Cecil Street Market has two curry noodles stalls - we tried both and prefered the second stall listed below:
5a) Curry mee #1 - lots of ingredients, but the soup did not have the classic Penang curry mee flavours and had a pungent lemongrass smell/taste which I think do not belong to this category of noodle dish. The dollop of chili spice - which make-or-break a Penang curry noodle dish - is not too bad: piquant and aromatic.
Curry mee stall #1
5b) Curry mee #2 - this version got its flavours down pat. Love it.
Curry mee stall #2
- Cecil Street Market is also where one finds perhaps one of the most famous roast pork/BBQ pork stalls in George Town: May Yong. Come and buy some of its crispy-skinned roast pork (“sio bak”), caramelised BBQ pork (“char siew”), Chinese sausages (“lup cheong”) or grilled pork jerky (“bak kwa”).

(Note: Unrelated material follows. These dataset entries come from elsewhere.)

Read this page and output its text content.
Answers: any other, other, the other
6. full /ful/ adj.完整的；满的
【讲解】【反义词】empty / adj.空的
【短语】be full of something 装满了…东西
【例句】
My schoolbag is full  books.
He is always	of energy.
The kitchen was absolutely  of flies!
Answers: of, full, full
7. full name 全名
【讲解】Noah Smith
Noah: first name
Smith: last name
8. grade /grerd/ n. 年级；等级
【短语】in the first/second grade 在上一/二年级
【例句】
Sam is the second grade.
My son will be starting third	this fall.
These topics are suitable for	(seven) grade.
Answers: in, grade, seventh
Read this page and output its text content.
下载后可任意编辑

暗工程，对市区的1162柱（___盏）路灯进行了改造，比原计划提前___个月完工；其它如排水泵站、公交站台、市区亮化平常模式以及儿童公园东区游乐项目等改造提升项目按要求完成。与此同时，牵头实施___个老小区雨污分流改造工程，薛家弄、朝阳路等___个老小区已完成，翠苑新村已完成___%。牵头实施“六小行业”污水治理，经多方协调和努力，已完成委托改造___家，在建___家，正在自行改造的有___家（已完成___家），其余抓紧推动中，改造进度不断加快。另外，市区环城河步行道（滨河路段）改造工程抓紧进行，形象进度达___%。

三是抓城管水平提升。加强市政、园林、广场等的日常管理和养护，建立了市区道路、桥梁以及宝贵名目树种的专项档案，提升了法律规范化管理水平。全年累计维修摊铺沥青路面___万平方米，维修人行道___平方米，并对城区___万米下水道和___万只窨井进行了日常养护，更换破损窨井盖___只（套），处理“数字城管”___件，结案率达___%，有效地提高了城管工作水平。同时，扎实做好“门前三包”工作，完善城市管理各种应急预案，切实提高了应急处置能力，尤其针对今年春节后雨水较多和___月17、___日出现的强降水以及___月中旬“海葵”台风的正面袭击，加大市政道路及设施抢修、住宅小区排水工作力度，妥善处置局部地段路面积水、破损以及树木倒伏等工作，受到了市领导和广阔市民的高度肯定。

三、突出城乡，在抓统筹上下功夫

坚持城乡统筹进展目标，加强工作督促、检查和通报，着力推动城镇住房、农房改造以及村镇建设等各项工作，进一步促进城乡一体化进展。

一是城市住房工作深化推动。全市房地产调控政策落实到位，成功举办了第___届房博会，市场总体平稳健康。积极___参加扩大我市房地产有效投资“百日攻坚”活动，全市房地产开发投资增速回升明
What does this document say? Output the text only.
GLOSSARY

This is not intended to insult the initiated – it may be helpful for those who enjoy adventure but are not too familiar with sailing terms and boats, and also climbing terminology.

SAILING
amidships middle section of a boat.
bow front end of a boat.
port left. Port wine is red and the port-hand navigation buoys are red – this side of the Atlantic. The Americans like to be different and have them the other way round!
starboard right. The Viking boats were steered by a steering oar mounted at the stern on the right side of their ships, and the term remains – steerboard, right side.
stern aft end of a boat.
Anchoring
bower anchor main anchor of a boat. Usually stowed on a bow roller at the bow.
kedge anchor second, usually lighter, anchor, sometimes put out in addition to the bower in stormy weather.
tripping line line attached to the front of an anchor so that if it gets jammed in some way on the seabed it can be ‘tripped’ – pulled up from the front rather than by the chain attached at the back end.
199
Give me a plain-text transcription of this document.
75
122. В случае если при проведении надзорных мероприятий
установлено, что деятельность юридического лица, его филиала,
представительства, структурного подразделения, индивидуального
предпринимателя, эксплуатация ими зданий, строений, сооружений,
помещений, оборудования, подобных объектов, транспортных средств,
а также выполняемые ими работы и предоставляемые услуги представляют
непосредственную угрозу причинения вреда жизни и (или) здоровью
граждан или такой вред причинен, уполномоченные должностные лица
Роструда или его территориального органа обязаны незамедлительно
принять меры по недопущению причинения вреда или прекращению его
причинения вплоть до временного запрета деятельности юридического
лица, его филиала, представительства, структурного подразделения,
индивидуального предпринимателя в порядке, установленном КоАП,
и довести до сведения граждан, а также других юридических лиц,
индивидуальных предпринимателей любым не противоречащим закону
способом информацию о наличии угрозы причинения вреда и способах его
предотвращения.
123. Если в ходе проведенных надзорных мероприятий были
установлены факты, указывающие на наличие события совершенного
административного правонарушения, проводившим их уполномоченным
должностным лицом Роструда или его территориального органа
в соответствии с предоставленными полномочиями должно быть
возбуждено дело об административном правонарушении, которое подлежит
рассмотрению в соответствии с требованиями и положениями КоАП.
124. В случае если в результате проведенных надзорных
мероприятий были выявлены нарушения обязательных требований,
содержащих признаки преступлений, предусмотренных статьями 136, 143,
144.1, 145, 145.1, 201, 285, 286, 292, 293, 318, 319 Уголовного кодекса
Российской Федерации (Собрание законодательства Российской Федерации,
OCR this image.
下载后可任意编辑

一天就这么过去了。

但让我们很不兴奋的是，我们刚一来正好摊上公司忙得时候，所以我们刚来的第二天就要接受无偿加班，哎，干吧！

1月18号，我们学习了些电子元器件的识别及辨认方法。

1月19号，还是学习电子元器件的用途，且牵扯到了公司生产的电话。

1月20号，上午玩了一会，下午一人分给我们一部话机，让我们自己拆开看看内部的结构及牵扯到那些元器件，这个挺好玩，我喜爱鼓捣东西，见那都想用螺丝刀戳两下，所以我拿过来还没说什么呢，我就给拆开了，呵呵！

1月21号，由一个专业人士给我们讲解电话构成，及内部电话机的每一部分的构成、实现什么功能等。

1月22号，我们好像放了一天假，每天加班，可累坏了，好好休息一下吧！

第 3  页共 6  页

- For traditional Nyonya kuehs (sweetmeats), there are two competing rival kueh stalls located side-by-side. Besides the usual steamed kuehs (similar in texture to Thai “khanom”), the stalls also offer curry puffs, steamed savoury taro pudding, etc.
- The Southern Chinese loved to have steamed white rice (instead of noodles as in the case of Northern Chinese) with dishes for lunch. Penang’s largely Hokkien (Fujianese) Chinese populace, together with Teochew, Hakka, Cantonese, Hainanese and Foochow Chinese are all Southern Chinese - so "economy rice"stalls, so-called as they offer plate lunches where one chooses side-dishes to be piled atop a plate of rice, are perhaps the busiest stalls at lunch time. There are two stalls at Cecil Street Market which does bustling business.
Economy rice stall #1:
Economy rice stall #2, which also offers Teochew rice porridge, served from an earthenware urn:
Cecil Street Market opens throughout the day, but the best time is probably between 9am and 12 noon, when most of the stalls are operating at full steam, but the peak breakfast and lunch crowds are not present.
Cecil Street Market (七条路巴刹)
40-48, Lebuh Cecil (Cecil Street)
10300 George Town
Operating hours: 7.30am - 7pm, daily.